Some children steal because it’s a habit that parents ignored from an early age. Margaret Tumusiime, a counselling physiologist notes that theft starts with stealing sugar and other small things at home. The habit grows and with time, they lift big things.

Tumusiime notes that parents should know that children have needs at differed stages of development they are supposed to fulfill to have them develop normally. If these needs are not met, the child will be vulnerable to any negative behavior to get their needs.

Stages of growth
From 0-3 Tumusiime says that a mother should fully breastfeed their child to avoid negative habits when they are grown. She says some of these vices come as a result of missing out on some stages breastfeeding being the key factor.

3-6 is time when a parent should train a child to relate with opposite sex and peers. This is the stage to promote self-esteem in children and teaching them not to steal will be fruitful.

6-12 a parent should provide scholastic material because this is the time a Child’s brain is eager to learn, teach them about Ten Commandments and how stealing and other bad habits are not good.

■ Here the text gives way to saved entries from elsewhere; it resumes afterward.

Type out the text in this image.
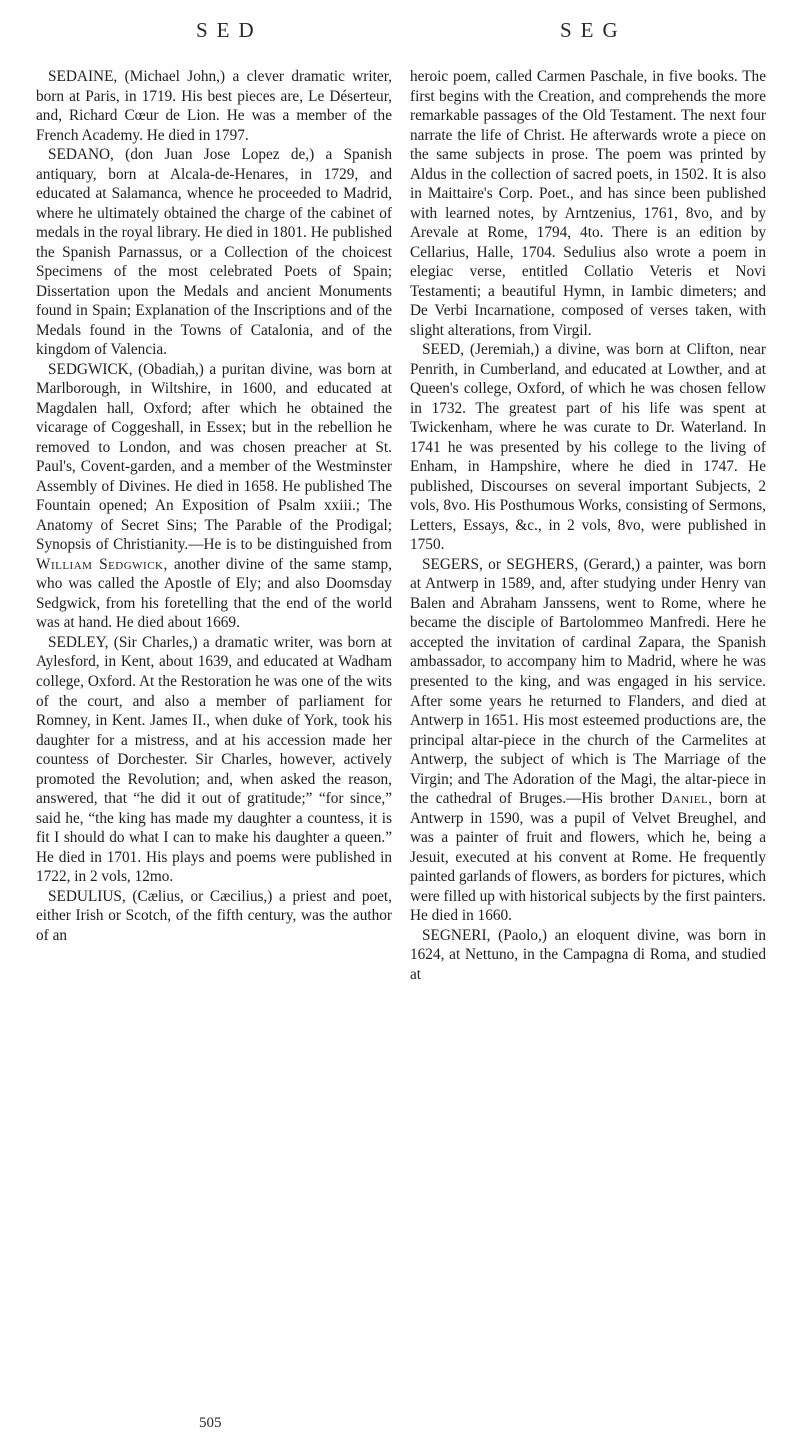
SED	SEG

SEDAINE, (Michael John,) a clever dramatic writer, born at Paris, in 1719. His best pieces are, Le Déserteur, and, Richard Cœur de Lion. He was a member of the French Academy. He died in 1797.

SEDANO, (don Juan Jose Lopez de,) a Spanish antiquary, born at Alcala-de-Henares, in 1729, and educated at Salamanca, whence he proceeded to Madrid, where he ultimately obtained the charge of the cabinet of medals in the royal library. He died in 1801. He published the Spanish Parnassus, or a Collection of the choicest Specimens of the most celebrated Poets of Spain; Dissertation upon the Medals and ancient Monuments found in Spain; Explanation of the Inscriptions and of the Medals found in the Towns of Catalonia, and of the kingdom of Valencia.

SEDGWICK, (Obadiah,) a puritan divine, was born at Marlborough, in Wiltshire, in 1600, and educated at Magdalen hall, Oxford; after which he obtained the vicarage of Coggeshall, in Essex; but in the rebellion he removed to London, and was chosen preacher at St. Paul's, Covent-garden, and a member of the Westminster Assembly of Divines. He died in 1658. He published The Fountain opened; An Exposition of Psalm xxiii.; The Anatomy of Secret Sins; The Parable of the Prodigal; Synopsis of Christianity.—He is to be distinguished from William Sedgwick, another divine of the same stamp, who was called the Apostle of Ely; and also Doomsday Sedgwick, from his foretelling that the end of the world was at hand. He died about 1669.

SEDLEY, (Sir Charles,) a dramatic writer, was born at Aylesford, in Kent, about 1639, and educated at Wadham college, Oxford. At the Restoration he was one of the wits of the court, and also a member of parliament for Romney, in Kent. James II., when duke of York, took his daughter for a mistress, and at his accession made her countess of Dorchester. Sir Charles, however, actively promoted the Revolution; and, when asked the reason, answered, that “he did it out of gratitude;” “for since,” said he, “the king has made my daughter a countess, it is fit I should do what I can to make his daughter a queen.” He died in 1701. His plays and poems were published in 1722, in 2 vols, 12mo.

SEDULIUS, (Cælius, or Cæcilius,) a priest and poet, either Irish or Scotch, of the fifth century, was the author of an

heroic poem, called Carmen Paschale, in five books. The first begins with the Creation, and comprehends the more remarkable passages of the Old Testament. The next four narrate the life of Christ. He afterwards wrote a piece on the same subjects in prose. The poem was printed by Aldus in the collection of sacred poets, in 1502. It is also in Maittaire's Corp. Poet., and has since been published with learned notes, by Arntzenius, 1761, 8vo, and by Arevale at Rome, 1794, 4to. There is an edition by Cellarius, Halle, 1704. Sedulius also wrote a poem in elegiac verse, entitled Collatio Veteris et Novi Testamenti; a beautiful Hymn, in Iambic dimeters; and De Verbi Incarnatione, composed of verses taken, with slight alterations, from Virgil.

SEED, (Jeremiah,) a divine, was born at Clifton, near Penrith, in Cumberland, and educated at Lowther, and at Queen's college, Oxford, of which he was chosen fellow in 1732. The greatest part of his life was spent at Twickenham, where he was curate to Dr. Waterland. In 1741 he was presented by his college to the living of Enham, in Hampshire, where he died in 1747. He published, Discourses on several important Subjects, 2 vols, 8vo. His Posthumous Works, consisting of Sermons, Letters, Essays, &c., in 2 vols, 8vo, were published in 1750.

SEGERS, or SEGHERS, (Gerard,) a painter, was born at Antwerp in 1589, and, after studying under Henry van Balen and Abraham Janssens, went to Rome, where he became the disciple of Bartolommeo Manfredi. Here he accepted the invitation of cardinal Zapara, the Spanish ambassador, to accompany him to Madrid, where he was presented to the king, and was engaged in his service. After some years he returned to Flanders, and died at Antwerp in 1651. His most esteemed productions are, the principal altar-piece in the church of the Carmelites at Antwerp, the subject of which is The Marriage of the Virgin; and The Adoration of the Magi, the altar-piece in the cathedral of Bruges.—His brother Daniel, born at Antwerp in 1590, was a pupil of Velvet Breughel, and was a painter of fruit and flowers, which he, being a Jesuit, executed at his convent at Rome. He frequently painted garlands of flowers, as borders for pictures, which were filled up with historical subjects by the first painters. He died in 1660.

SEGNERI, (Paolo,) an eloquent divine, was born in 1624, at Nettuno, in the Campagna di Roma, and studied at

505
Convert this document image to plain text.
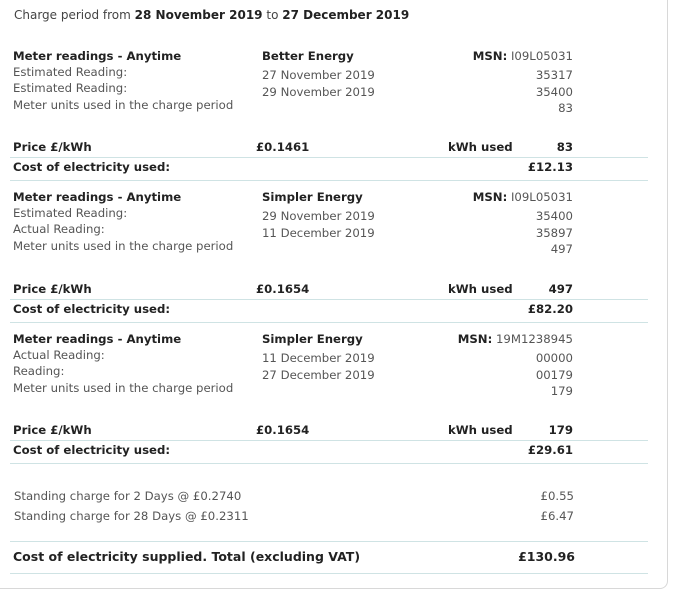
Charge period from 28 November 2019 to 27 December 2019
Meter readings - Anytime	Better Energy	MSN: I09L05031
Estimated Reading:	27 November 2019	35317
Estimated Reading:	29 November 2019	35400
Meter units used in the charge period	83
Price £/kWh	£0.1461	kWh used	83
Cost of electricity used:	£12.13
Meter readings - Anytime	Simpler Energy	MSN: I09L05031
Estimated Reading:	29 November 2019	35400
Actual Reading:	11 December 2019	35897
Meter units used in the charge period	497
Price £/kWh	£0.1654	kWh used	497
Cost of electricity used:	£82.20
Meter readings - Anytime	Simpler Energy	MSN: 19M1238945
Actual Reading:	11 December 2019	00000
Reading:	27 December 2019	00179
Meter units used in the charge period	179
Price £/kWh	£0.1654	kWh used	179
Cost of electricity used:	£29.61
Standing charge for 2 Days @ £0.2740	£0.55
Standing charge for 28 Days @ £0.2311	£6.47
Cost of electricity supplied. Total (excluding VAT)	£130.96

How to tame theft tendencies in children

Trace the root of the behavior
Sometimes parents concentrate on treating the disease without looking at the root cause, Annet Nakazibwe, a counselor and teacher advises parents to first look at the reason why their children steal. She says some children steal because they can’t ask for what they want and the only way to have it is to steal.


“Sit down the child and ask him or her why they are stealing, be free with them and get to know all their reasons. Don’t be rude to them as they will get intimidated,” she adds.

Teach them
Nakazibwe adds that after discovering the cause, you can now teach the child that stealing is not good. Ask them for the possible solutions they can do to get rid of the vice. Teach them with mental examples like incase a thing is stolen from you, how would you feel? Give them time to think over it and guide their answers accordingly.

Be free with them
Tumusiime notes that some children steal because they aren’t free with their parents, whenever he asks for something, the parent gets rough especially the luxury things.

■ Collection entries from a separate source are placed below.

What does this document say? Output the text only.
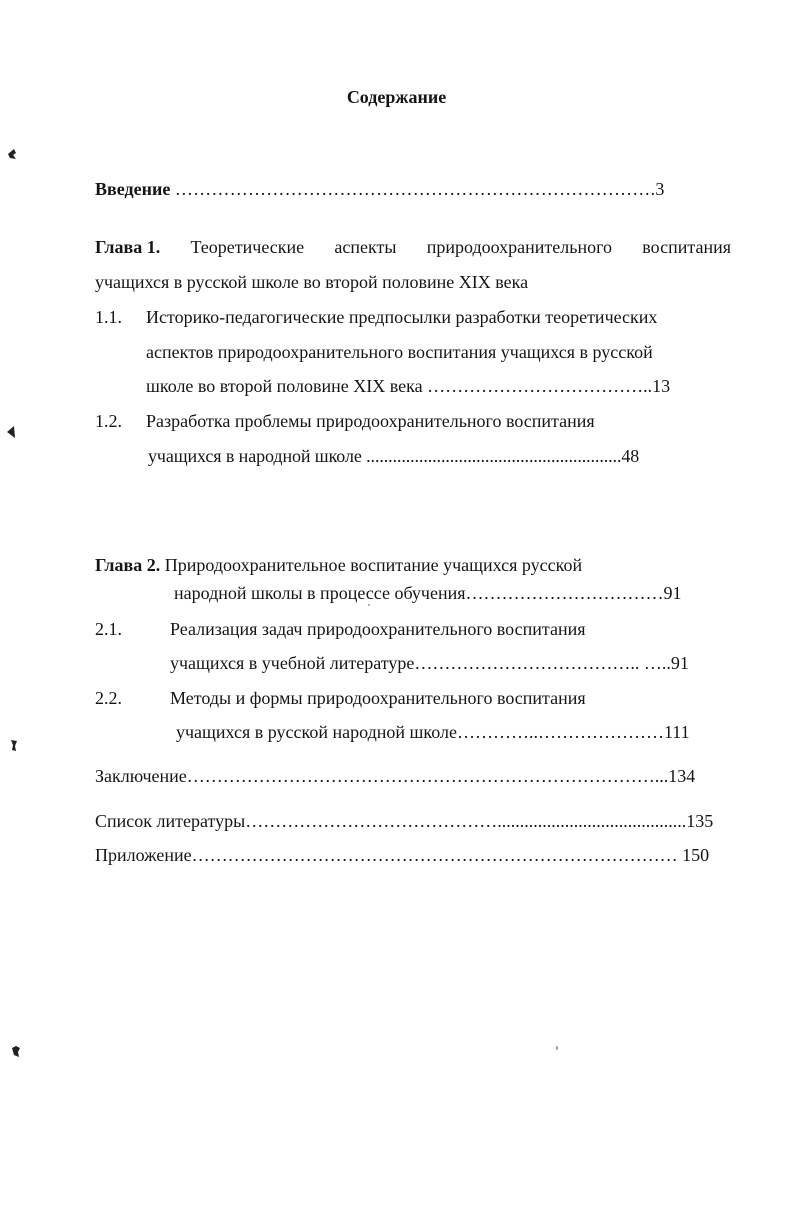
Содержание
Введение …………………………………………………………………….3
Глава 1. Теоретические аспекты природоохранительного воспитания
учащихся в русской школе во второй половине XIX века
1.1. Историко-педагогические предпосылки разработки теоретических
аспектов природоохранительного воспитания учащихся в русской
школе во второй половине XIX века ………………………………..13
1.2. Разработка проблемы природоохранительного воспитания
учащихся в народной школе ..........................................................48
Глава 2. Природоохранительное воспитание учащихся русской
народной школы в процессе обучения……………………………91
2.1.	Реализация задач природоохранительного воспитания
учащихся в учебной литературе……………………………….. …..91
2.2.	Методы и формы природоохранительного воспитания
учащихся в русской народной школе…………..…………………111
Заключение……………………………………………………………………...134
Список литературы……………………………………..........................................135
Приложение……………………………………………………………………… 150
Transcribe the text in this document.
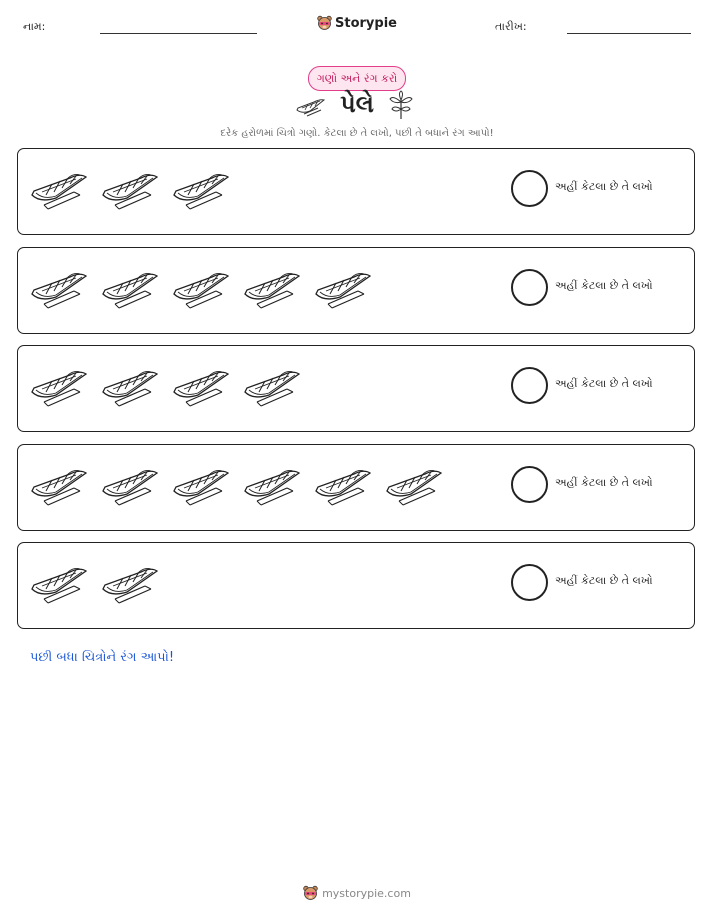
નામ:	Storypie	તારીખ:
ગણો અને રંગ કરો
પેલે
દરેક હરોળમાં ચિત્રો ગણો. કેટલા છે તે લખો, પછી તે બધાને રંગ આપો!
અહીં કેટલા છે તે લખો
અહીં કેટલા છે તે લખો
અહીં કેટલા છે તે લખો
અહીં કેટલા છે તે લખો
અહીં કેટલા છે તે લખો
પછી બધા ચિત્રોને રંગ આપો!
mystorypie.com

“I handled a case where a child stole just because her mother would shout at her every time she asked for something. She said that she felt stealing money from her mother to buy what she wanted saved her that stress,” she says.

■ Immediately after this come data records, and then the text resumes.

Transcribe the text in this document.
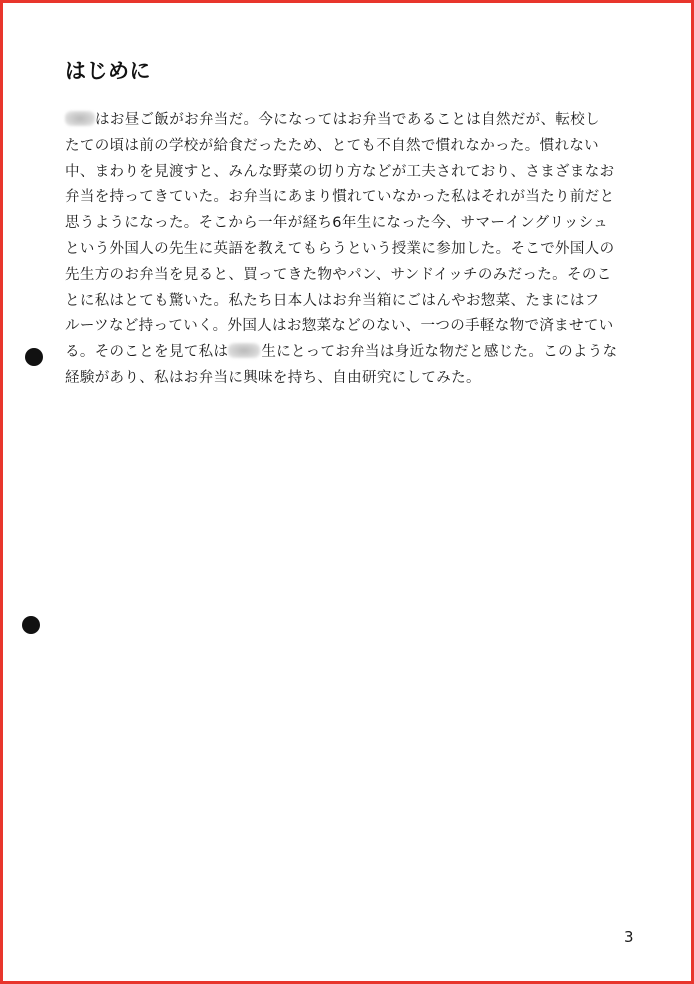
はじめに
はお昼ご飯がお弁当だ。今になってはお弁当であることは自然だが、転校し
たての頃は前の学校が給食だったため、とても不自然で慣れなかった。慣れない
中、まわりを見渡すと、みんな野菜の切り方などが工夫されており、さまざまなお
弁当を持ってきていた。お弁当にあまり慣れていなかった私はそれが当たり前だと
思うようになった。そこから一年が経ち6年生になった今、サマーイングリッシュ
という外国人の先生に英語を教えてもらうという授業に参加した。そこで外国人の
先生方のお弁当を見ると、買ってきた物やパン、サンドイッチのみだった。そのこ
とに私はとても驚いた。私たち日本人はお弁当箱にごはんやお惣菜、たまにはフ
ルーツなど持っていく。外国人はお惣菜などのない、一つの手軽な物で済ませてい
る。そのことを見て私は 生にとってお弁当は身近な物だと感じた。このような
経験があり、私はお弁当に興味を持ち、自由研究にしてみた。
3
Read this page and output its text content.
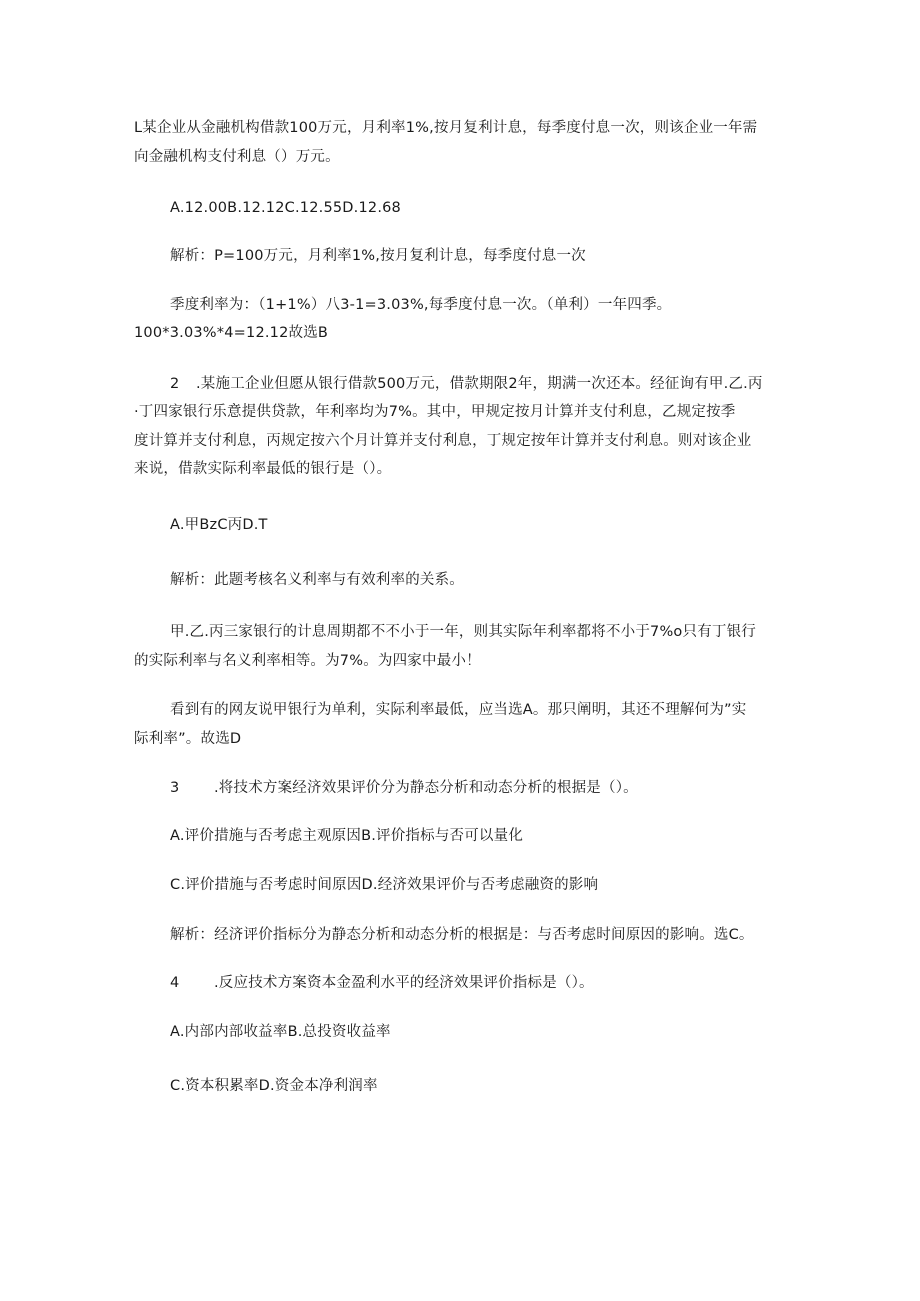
L某企业从金融机构借款100万元，月利率1%,按月复利计息，每季度付息一次，则该企业一年需
向金融机构支付利息（）万元。
A.12.00B.12.12C.12.55D.12.68
解析：P=100万元，月利率1%,按月复利计息，每季度付息一次
季度利率为：（1+1%）八3-1=3.03%,每季度付息一次。（单利）一年四季。
100*3.03%*4=12.12故选B
2 .某施工企业但愿从银行借款500万元，借款期限2年，期满一次还本。经征询有甲.乙.丙
·丁四家银行乐意提供贷款，年利率均为7%。其中，甲规定按月计算并支付利息，乙规定按季
度计算并支付利息，丙规定按六个月计算并支付利息，丁规定按年计算并支付利息。则对该企业
来说，借款实际利率最低的银行是（）。
A.甲BzC丙D.T
解析：此题考核名义利率与有效利率的关系。
甲.乙.丙三家银行的计息周期都不不小于一年，则其实际年利率都将不小于7%o只有丁银行
的实际利率与名义利率相等。为7%。为四家中最小！
看到有的网友说甲银行为单利，实际利率最低，应当选A。那只阐明，其还不理解何为”实
际利率”。故选D
3 .将技术方案经济效果评价分为静态分析和动态分析的根据是（）。
A.评价措施与否考虑主观原因B.评价指标与否可以量化
C.评价措施与否考虑时间原因D.经济效果评价与否考虑融资的影响
解析：经济评价指标分为静态分析和动态分析的根据是：与否考虑时间原因的影响。选C。
4 .反应技术方案资本金盈利水平的经济效果评价指标是（）。
A.内部内部收益率B.总投资收益率
C.资本积累率D.资金本净利润率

She adds that parents should learn to speak to their children calmly whereby if a child asks for something and you don’t have money, explain to them the situation or promise when you can provide.

Punish where necessary
Taking something they have stolen back to the owner is enough punishment to put them in line. They will feel ashamed for what they have done and will never steal again because they know you don’t tolerate theft. Shakila Katuutu, a mother says that some children will continue to steal if they bring things that don’t belong to them and you don’t ask where they got them from.

Know their peers
She adds that some children steal because of the people they stay with. As a parent, take time off your busy schedule and know who your child interacts with. If they have a bad peer, consider guiding them.

Teach them the consequences
Tell your child the consequences of stealing, give him or her examples of people who have stolen and what has happened to them, with this, Nakazibwe says the child will not stop stealing for fear of being punished.

If theft persists
Tumusiime says that when a child reaches kleptomania, a parent should reflect on his or her side, if children depict behaviors like aggression, constant lying and stealing, it means that they missed some stage in development and it needs to be fixed. This is a message that your child is crying for help.

Tumusiime adds that there is a theory which states that if a child has any constant behavioral challenge, it’s a communication that something is wrong in the family. So he advises the family to check on how they handle the children. “Is there balance on how you provide for the children, and any other issue happening at home that could affect them?”

He adds that a child should be taken through therapy to show them the implications of stealing, give them awareness and other professional aid.